Peabody, co-founder of Unabated Sports and co-host of the “Bet the Process” podcast, is currently spending time in New York City and said he’s unsure if he’ll enter this year’s event. It would only require a short trip across the border to New Jersey.
“If they cut me an entry, I probably will,” he said. “If I reached out, I think there’s a chance they would given what happened last time.”
He added, “I’m over it. It’s not fun to think about. I wasn’t happy about what happened, but you move on.”
“I definitely feel for him,” Avello said of Peabody. “There’s no doubt about it. He got the worst of that.”
Peabody said there was no settlement after the outcome in 2019, but DraftKings contacted his attorney by phone and offered compensation just before a class action lawsuit was filed against DraftKings.
“They made a verbal offer of $300,000 to my lawyer and then an hour later pretended they never had,” Peabody said.
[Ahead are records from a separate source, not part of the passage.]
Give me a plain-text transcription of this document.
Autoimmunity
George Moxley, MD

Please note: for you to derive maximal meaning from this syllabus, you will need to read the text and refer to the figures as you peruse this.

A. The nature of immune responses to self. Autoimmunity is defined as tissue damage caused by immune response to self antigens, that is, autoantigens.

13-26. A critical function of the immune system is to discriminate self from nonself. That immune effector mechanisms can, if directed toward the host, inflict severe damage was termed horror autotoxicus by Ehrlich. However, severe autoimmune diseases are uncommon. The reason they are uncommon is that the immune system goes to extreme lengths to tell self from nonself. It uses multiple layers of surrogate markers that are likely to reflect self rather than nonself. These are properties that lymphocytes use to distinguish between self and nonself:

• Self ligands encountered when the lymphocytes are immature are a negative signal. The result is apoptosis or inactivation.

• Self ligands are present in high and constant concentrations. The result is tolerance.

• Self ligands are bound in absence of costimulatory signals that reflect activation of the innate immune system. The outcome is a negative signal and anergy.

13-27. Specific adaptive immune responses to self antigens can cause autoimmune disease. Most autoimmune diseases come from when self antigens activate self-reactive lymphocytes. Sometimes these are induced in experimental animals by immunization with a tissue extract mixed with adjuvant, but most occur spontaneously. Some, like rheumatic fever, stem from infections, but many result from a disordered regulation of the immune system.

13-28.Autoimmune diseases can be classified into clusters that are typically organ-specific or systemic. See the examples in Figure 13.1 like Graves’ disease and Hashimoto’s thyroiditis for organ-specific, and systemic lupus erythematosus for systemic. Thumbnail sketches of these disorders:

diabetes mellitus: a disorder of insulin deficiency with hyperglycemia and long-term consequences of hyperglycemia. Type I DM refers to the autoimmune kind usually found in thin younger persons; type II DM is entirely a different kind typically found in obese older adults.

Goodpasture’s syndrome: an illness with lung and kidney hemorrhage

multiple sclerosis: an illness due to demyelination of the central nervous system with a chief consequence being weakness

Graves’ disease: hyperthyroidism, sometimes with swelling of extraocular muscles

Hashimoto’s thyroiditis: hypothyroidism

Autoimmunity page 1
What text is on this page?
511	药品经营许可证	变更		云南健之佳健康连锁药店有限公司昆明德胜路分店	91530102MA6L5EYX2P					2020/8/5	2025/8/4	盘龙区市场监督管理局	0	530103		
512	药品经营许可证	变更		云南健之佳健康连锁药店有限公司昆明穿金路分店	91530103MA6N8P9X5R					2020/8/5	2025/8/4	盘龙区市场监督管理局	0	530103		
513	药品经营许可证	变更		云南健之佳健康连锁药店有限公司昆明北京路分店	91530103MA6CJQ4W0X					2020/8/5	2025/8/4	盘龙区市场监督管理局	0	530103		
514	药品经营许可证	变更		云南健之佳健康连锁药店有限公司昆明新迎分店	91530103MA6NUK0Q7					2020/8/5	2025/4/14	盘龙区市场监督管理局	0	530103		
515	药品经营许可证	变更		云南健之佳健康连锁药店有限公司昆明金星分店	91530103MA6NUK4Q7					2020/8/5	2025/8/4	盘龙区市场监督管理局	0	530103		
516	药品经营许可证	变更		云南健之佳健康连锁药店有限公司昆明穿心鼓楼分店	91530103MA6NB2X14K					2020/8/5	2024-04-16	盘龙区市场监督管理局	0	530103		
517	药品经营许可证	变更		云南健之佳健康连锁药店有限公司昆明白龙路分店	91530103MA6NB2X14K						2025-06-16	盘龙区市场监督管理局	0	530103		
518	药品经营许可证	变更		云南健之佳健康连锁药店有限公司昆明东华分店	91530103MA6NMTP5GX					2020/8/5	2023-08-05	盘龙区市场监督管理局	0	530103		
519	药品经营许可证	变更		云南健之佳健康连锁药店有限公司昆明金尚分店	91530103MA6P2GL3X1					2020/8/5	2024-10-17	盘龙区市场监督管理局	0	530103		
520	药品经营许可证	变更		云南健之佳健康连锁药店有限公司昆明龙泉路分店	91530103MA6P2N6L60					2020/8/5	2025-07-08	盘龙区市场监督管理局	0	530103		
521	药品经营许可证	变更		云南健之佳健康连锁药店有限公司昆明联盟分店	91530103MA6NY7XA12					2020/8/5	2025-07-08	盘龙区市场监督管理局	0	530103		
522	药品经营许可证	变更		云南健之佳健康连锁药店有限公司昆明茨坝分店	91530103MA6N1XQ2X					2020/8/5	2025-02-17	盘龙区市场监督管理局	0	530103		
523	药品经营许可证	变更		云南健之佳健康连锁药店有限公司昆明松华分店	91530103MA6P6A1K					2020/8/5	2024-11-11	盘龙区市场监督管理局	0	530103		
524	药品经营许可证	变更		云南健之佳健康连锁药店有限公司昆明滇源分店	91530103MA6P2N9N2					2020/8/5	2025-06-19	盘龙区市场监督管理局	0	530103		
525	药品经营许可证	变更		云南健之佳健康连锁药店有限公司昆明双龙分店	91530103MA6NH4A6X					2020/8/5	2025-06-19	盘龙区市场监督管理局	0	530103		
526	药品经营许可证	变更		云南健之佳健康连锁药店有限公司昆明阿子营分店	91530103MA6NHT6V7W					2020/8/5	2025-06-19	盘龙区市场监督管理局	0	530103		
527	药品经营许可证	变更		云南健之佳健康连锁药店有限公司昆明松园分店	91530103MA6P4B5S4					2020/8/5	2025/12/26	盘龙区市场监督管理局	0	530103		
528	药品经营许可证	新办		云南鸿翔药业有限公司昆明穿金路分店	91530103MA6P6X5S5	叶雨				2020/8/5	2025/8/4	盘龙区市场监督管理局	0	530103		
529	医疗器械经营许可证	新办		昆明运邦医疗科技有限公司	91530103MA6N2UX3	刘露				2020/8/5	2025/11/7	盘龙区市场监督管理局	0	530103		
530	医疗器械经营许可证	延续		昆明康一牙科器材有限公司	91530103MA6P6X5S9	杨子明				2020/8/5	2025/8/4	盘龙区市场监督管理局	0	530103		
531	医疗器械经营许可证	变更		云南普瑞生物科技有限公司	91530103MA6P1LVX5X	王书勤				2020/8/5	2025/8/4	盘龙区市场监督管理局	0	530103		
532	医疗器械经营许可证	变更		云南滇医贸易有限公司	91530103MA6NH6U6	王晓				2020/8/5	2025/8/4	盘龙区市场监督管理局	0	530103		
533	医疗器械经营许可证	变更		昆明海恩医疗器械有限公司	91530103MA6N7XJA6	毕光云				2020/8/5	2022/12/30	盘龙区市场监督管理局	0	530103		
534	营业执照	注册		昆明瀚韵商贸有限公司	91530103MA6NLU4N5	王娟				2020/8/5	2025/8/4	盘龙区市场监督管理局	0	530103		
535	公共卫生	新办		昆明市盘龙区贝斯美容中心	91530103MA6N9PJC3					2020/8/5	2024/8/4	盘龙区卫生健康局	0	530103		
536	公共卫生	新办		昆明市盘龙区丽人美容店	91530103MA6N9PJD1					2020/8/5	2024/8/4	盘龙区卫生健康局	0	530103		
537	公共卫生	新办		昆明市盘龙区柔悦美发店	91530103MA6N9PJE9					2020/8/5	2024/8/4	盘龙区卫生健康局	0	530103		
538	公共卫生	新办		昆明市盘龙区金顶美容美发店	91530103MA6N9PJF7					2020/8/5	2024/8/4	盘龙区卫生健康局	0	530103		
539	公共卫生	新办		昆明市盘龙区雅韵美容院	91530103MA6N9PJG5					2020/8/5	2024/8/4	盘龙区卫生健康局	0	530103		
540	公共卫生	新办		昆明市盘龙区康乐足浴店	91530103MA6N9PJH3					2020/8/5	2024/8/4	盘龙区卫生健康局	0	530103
Peabody said a big overlay (when the guaranteed prize money exceeds the entry fees) may motivate him to enter this year’s contest, but he is concerned about the possibility of collusion. He said he was approached to join forces with a group that had about 20 entries in last year’s event before it was cancelled.
“I’m not going to go in and be a part of a team with multiple entries because that’s against the terms of service, and I wouldn’t want to do that,” he said. “My main concern is there’s going to be a massive amount of collusion, probably. I just wish there was a better way to police that.”
Avello said potential colluders are on DraftKings’ radar.
“100 percent, we’re looking for that,” the bookmaker said. “It’s in the rules you can’t do it, and if we catch you doing it, you can forfeit everything. There’s various ways it can be done. Some of the stuff may be a little hard to detect, but believe me, we’re gonna try our hardest to see if it’s happening at all.”